I figured Grandpa Herman was planning on starving me to death. That’d be one way of getting rid of a baby. If I died from not eating before the baby was born, then the baby’d die too and everything would be settled.
And if that didn’t work, maybe he was counting on me catching pneumonia from being dunked and dying that way. Either way, he was planning on killing me.
But I knew I wouldn’t die.
I prayed that night. I told God I knew that the child was his and that if he was planning on seeing it grow up and make something of its life, he’d better help me out.
I read in the Bible about Mary and wished there was more to know.
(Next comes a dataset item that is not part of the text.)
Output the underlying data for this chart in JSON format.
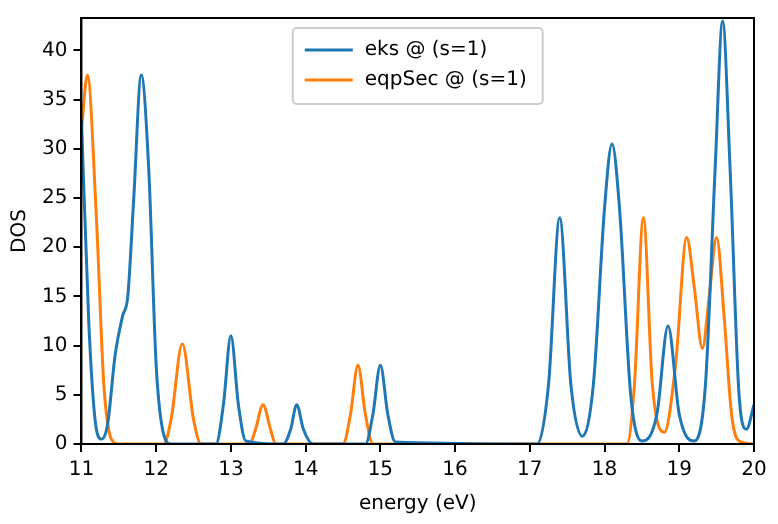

I knew my baby would be born with an invisible ring on its finger, one like I’d given to James. I knew he’d be a special leader for us—one strong enough to tear down Fire and Brimstone and start again—even if nobody could see the ring.
And I fell asleep the way I reckon people fall in love, without even knowing it’s happening.
E
arly that next morning, I woke to the sound of bells ringing.
At first they were far away, and then they were right in my ear, Mamma standing there dressed all in black and ringing a bell so close that the sound seeped into my pillow and clanged under my neck. Bethany on the other side of the bed, dressed in gray, moved her wrist like a machine so that the bell hit opposite Mamma’s, uneven and terrible instead of beautiful, the way a bell should be.